By building your bankroll slowly and organically, you will see consistent improvements in your game and gradually move up in stakes. Moving up in stakes shouldn’t just be about having the proper bankroll, it should be the ability to win at the higher stakes. Once you build that bankroll up to $2000, the next stake would be $.25/$.50. I would take $500, 10 buy-ins, as your shot at the next level. If you lose, you simply move back down to $.1/$.25 level. You will have gained experience and be able to study why you lost. Was it variance? Was it tougher competition? Was it being unfamiliar with the player pool? Study more and work your way back up and try again using the same method. It may take a few times, but each time you should be a stronger player and your chances for success will be higher.

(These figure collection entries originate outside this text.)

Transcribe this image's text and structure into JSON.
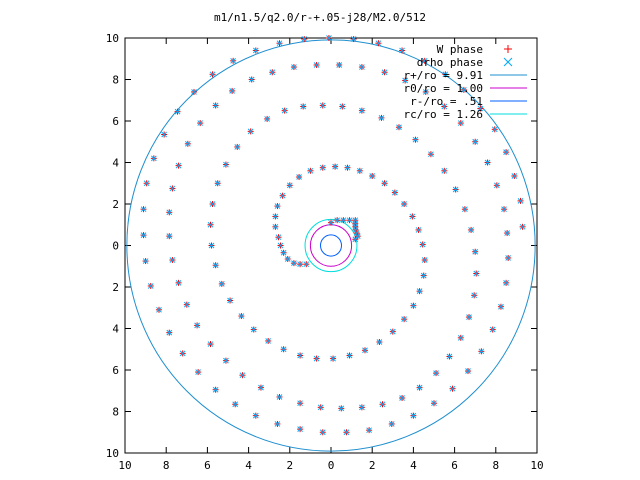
{
  "chart_data": {
    "type": "scatter",
    "title": "m1/n1.5/q2.0/r-+.05-j28/M2.0/512",
    "xlabel": "",
    "ylabel": "",
    "xlim": [
      -10,
      10
    ],
    "ylim": [
      -10,
      10
    ],
    "x_tick_labels": [
      "10",
      "8",
      "6",
      "4",
      "2",
      "0",
      "2",
      "4",
      "6",
      "8",
      "10"
    ],
    "y_tick_labels": [
      "10",
      "8",
      "6",
      "4",
      "2",
      "0",
      "2",
      "4",
      "6",
      "8",
      "10"
    ],
    "grid": false,
    "legend_position": "top-right",
    "colors": {
      "w_phase": "#ff0000",
      "drho_phase": "#00aaff",
      "r_plus": "#1f8fd0",
      "r_zero": "#cc00cc",
      "r_minus": "#0060ff",
      "r_c": "#00dddd",
      "axes": "#000000"
    },
    "series": [
      {
        "name": "W phase",
        "marker": "+",
        "color": "#ff0000"
      },
      {
        "name": "drho phase",
        "marker": "x",
        "color": "#00aaff"
      }
    ],
    "spiral_points": {
      "note_values": "x,y in data units along the phase-front spiral",
      "points": [
        [
          1.18,
          1.22
        ],
        [
          1.18,
          1.05
        ],
        [
          1.18,
          0.9
        ],
        [
          1.2,
          0.75
        ],
        [
          1.25,
          0.6
        ],
        [
          1.3,
          0.45
        ],
        [
          1.18,
          0.3
        ],
        [
          0.9,
          1.22
        ],
        [
          0.6,
          1.22
        ],
        [
          0.3,
          1.22
        ],
        [
          0.0,
          1.1
        ],
        [
          -1.2,
          -0.9
        ],
        [
          -1.5,
          -0.9
        ],
        [
          -1.8,
          -0.85
        ],
        [
          -2.1,
          -0.65
        ],
        [
          -2.3,
          -0.35
        ],
        [
          -2.45,
          0.0
        ],
        [
          -2.55,
          0.4
        ],
        [
          -2.7,
          0.9
        ],
        [
          -2.7,
          1.4
        ],
        [
          -2.6,
          1.9
        ],
        [
          -2.35,
          2.4
        ],
        [
          -2.0,
          2.9
        ],
        [
          -1.55,
          3.3
        ],
        [
          -1.0,
          3.6
        ],
        [
          -0.4,
          3.75
        ],
        [
          0.2,
          3.8
        ],
        [
          0.8,
          3.75
        ],
        [
          1.4,
          3.6
        ],
        [
          2.0,
          3.35
        ],
        [
          2.6,
          3.0
        ],
        [
          3.1,
          2.55
        ],
        [
          3.55,
          2.0
        ],
        [
          3.95,
          1.4
        ],
        [
          4.25,
          0.75
        ],
        [
          4.45,
          0.05
        ],
        [
          4.55,
          -0.7
        ],
        [
          4.5,
          -1.45
        ],
        [
          4.3,
          -2.2
        ],
        [
          4.0,
          -2.9
        ],
        [
          3.55,
          -3.55
        ],
        [
          3.0,
          -4.15
        ],
        [
          2.35,
          -4.65
        ],
        [
          1.65,
          -5.05
        ],
        [
          0.9,
          -5.3
        ],
        [
          0.1,
          -5.45
        ],
        [
          -0.7,
          -5.45
        ],
        [
          -1.5,
          -5.3
        ],
        [
          -2.3,
          -5.0
        ],
        [
          -3.05,
          -4.6
        ],
        [
          -3.75,
          -4.05
        ],
        [
          -4.35,
          -3.4
        ],
        [
          -4.9,
          -2.65
        ],
        [
          -5.3,
          -1.85
        ],
        [
          -5.6,
          -0.95
        ],
        [
          -5.8,
          0.0
        ],
        [
          -5.85,
          1.0
        ],
        [
          -5.75,
          2.0
        ],
        [
          -5.5,
          3.0
        ],
        [
          -5.1,
          3.9
        ],
        [
          -4.55,
          4.75
        ],
        [
          -3.9,
          5.5
        ],
        [
          -3.1,
          6.1
        ],
        [
          -2.25,
          6.5
        ],
        [
          -1.35,
          6.7
        ],
        [
          -0.4,
          6.75
        ],
        [
          0.55,
          6.7
        ],
        [
          1.5,
          6.5
        ],
        [
          2.45,
          6.15
        ],
        [
          3.3,
          5.7
        ],
        [
          4.1,
          5.1
        ],
        [
          4.85,
          4.4
        ],
        [
          5.5,
          3.6
        ],
        [
          6.05,
          2.7
        ],
        [
          6.5,
          1.75
        ],
        [
          6.8,
          0.75
        ],
        [
          7.0,
          -0.3
        ],
        [
          7.05,
          -1.35
        ],
        [
          6.95,
          -2.4
        ],
        [
          6.7,
          -3.45
        ],
        [
          6.3,
          -4.45
        ],
        [
          5.75,
          -5.35
        ],
        [
          5.1,
          -6.15
        ],
        [
          4.3,
          -6.85
        ],
        [
          3.45,
          -7.35
        ],
        [
          2.5,
          -7.65
        ],
        [
          1.5,
          -7.8
        ],
        [
          0.5,
          -7.85
        ],
        [
          -0.5,
          -7.8
        ],
        [
          -1.5,
          -7.6
        ],
        [
          -2.5,
          -7.3
        ],
        [
          -3.4,
          -6.85
        ],
        [
          -4.3,
          -6.25
        ],
        [
          -5.1,
          -5.55
        ],
        [
          -5.85,
          -4.75
        ],
        [
          -6.5,
          -3.85
        ],
        [
          -7.0,
          -2.85
        ],
        [
          -7.4,
          -1.8
        ],
        [
          -7.7,
          -0.7
        ],
        [
          -7.85,
          0.45
        ],
        [
          -7.85,
          1.6
        ],
        [
          -7.7,
          2.75
        ],
        [
          -7.4,
          3.85
        ],
        [
          -6.95,
          4.9
        ],
        [
          -6.35,
          5.9
        ],
        [
          -5.6,
          6.75
        ],
        [
          -4.8,
          7.45
        ],
        [
          -3.85,
          8.0
        ],
        [
          -2.85,
          8.35
        ],
        [
          -1.8,
          8.6
        ],
        [
          -0.7,
          8.7
        ],
        [
          0.4,
          8.7
        ],
        [
          1.5,
          8.6
        ],
        [
          2.6,
          8.35
        ],
        [
          3.6,
          7.95
        ],
        [
          4.6,
          7.4
        ],
        [
          5.5,
          6.7
        ],
        [
          6.3,
          5.9
        ],
        [
          7.0,
          5.0
        ],
        [
          7.6,
          4.0
        ],
        [
          8.05,
          2.9
        ],
        [
          8.4,
          1.75
        ],
        [
          8.55,
          0.6
        ],
        [
          8.6,
          -0.6
        ],
        [
          8.5,
          -1.8
        ],
        [
          8.25,
          -2.95
        ],
        [
          7.85,
          -4.05
        ],
        [
          7.3,
          -5.1
        ],
        [
          6.65,
          -6.05
        ],
        [
          5.9,
          -6.9
        ],
        [
          5.0,
          -7.6
        ],
        [
          4.0,
          -8.2
        ],
        [
          2.95,
          -8.6
        ],
        [
          1.85,
          -8.9
        ],
        [
          0.75,
          -9.0
        ],
        [
          -0.4,
          -9.0
        ],
        [
          -1.5,
          -8.85
        ],
        [
          -2.6,
          -8.6
        ],
        [
          -3.65,
          -8.2
        ],
        [
          -4.65,
          -7.65
        ],
        [
          -5.6,
          -6.95
        ],
        [
          -6.45,
          -6.1
        ],
        [
          -7.2,
          -5.2
        ],
        [
          -7.85,
          -4.2
        ],
        [
          -8.35,
          -3.1
        ],
        [
          -8.75,
          -1.95
        ],
        [
          -9.0,
          -0.75
        ],
        [
          -9.1,
          0.5
        ],
        [
          -9.1,
          1.75
        ],
        [
          -8.95,
          3.0
        ],
        [
          -8.6,
          4.2
        ],
        [
          -8.1,
          5.35
        ],
        [
          -7.45,
          6.45
        ],
        [
          -6.65,
          7.4
        ],
        [
          -5.75,
          8.25
        ],
        [
          -4.75,
          8.9
        ],
        [
          -3.65,
          9.4
        ],
        [
          -2.5,
          9.75
        ],
        [
          -1.3,
          9.95
        ],
        [
          -0.1,
          10.0
        ],
        [
          1.1,
          9.95
        ],
        [
          2.3,
          9.75
        ],
        [
          3.45,
          9.4
        ],
        [
          4.55,
          8.9
        ],
        [
          5.55,
          8.25
        ],
        [
          6.45,
          7.5
        ],
        [
          7.25,
          6.6
        ],
        [
          7.95,
          5.6
        ],
        [
          8.5,
          4.5
        ],
        [
          8.9,
          3.35
        ],
        [
          9.2,
          2.15
        ],
        [
          9.3,
          0.9
        ]
      ]
    },
    "circles": [
      {
        "name": "r+/ro = 9.91",
        "radius": 9.91,
        "color": "#1f8fd0"
      },
      {
        "name": "r0/ro = 1.00",
        "radius": 1.0,
        "color": "#cc00cc"
      },
      {
        "name": "r-/ro = .51",
        "radius": 0.51,
        "color": "#0060ff"
      },
      {
        "name": "rc/ro = 1.26",
        "radius": 1.26,
        "color": "#00dddd"
      }
    ]
  }
}
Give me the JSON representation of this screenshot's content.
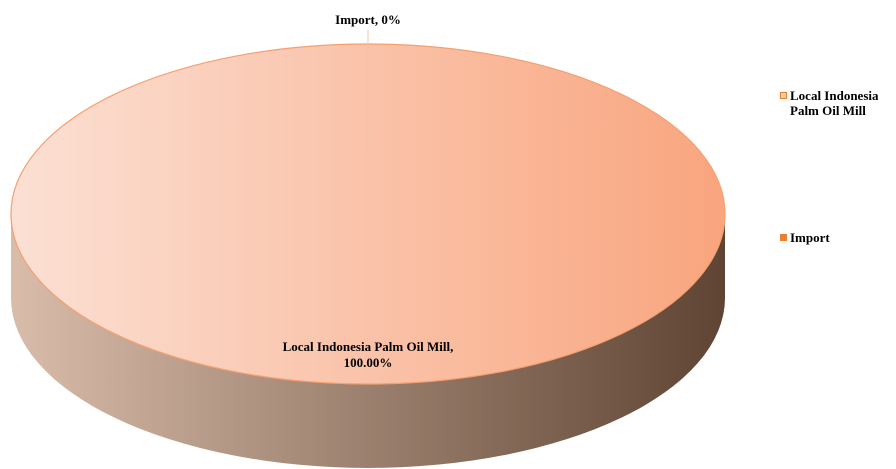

Building your bankroll from a small amount is about grinding. You need to put in a lot of hours, both studying and playing. Think long term and do not worry about sprinting to the higher stakes. 2-3 years from now with hard work, lots of studying and lots of playing, and a little luck, that $1,000 bankroll could easily be $10k, $20k, or even more. Once you are at those levels, it will build exponentially faster. I will also note that this should be a side gig and not your job at these levels. It would be impossible to build a bankroll from $1,000 if you are consistently removing living expenses from your bankroll. Keep your poker money completely separate from your personal money and expenses.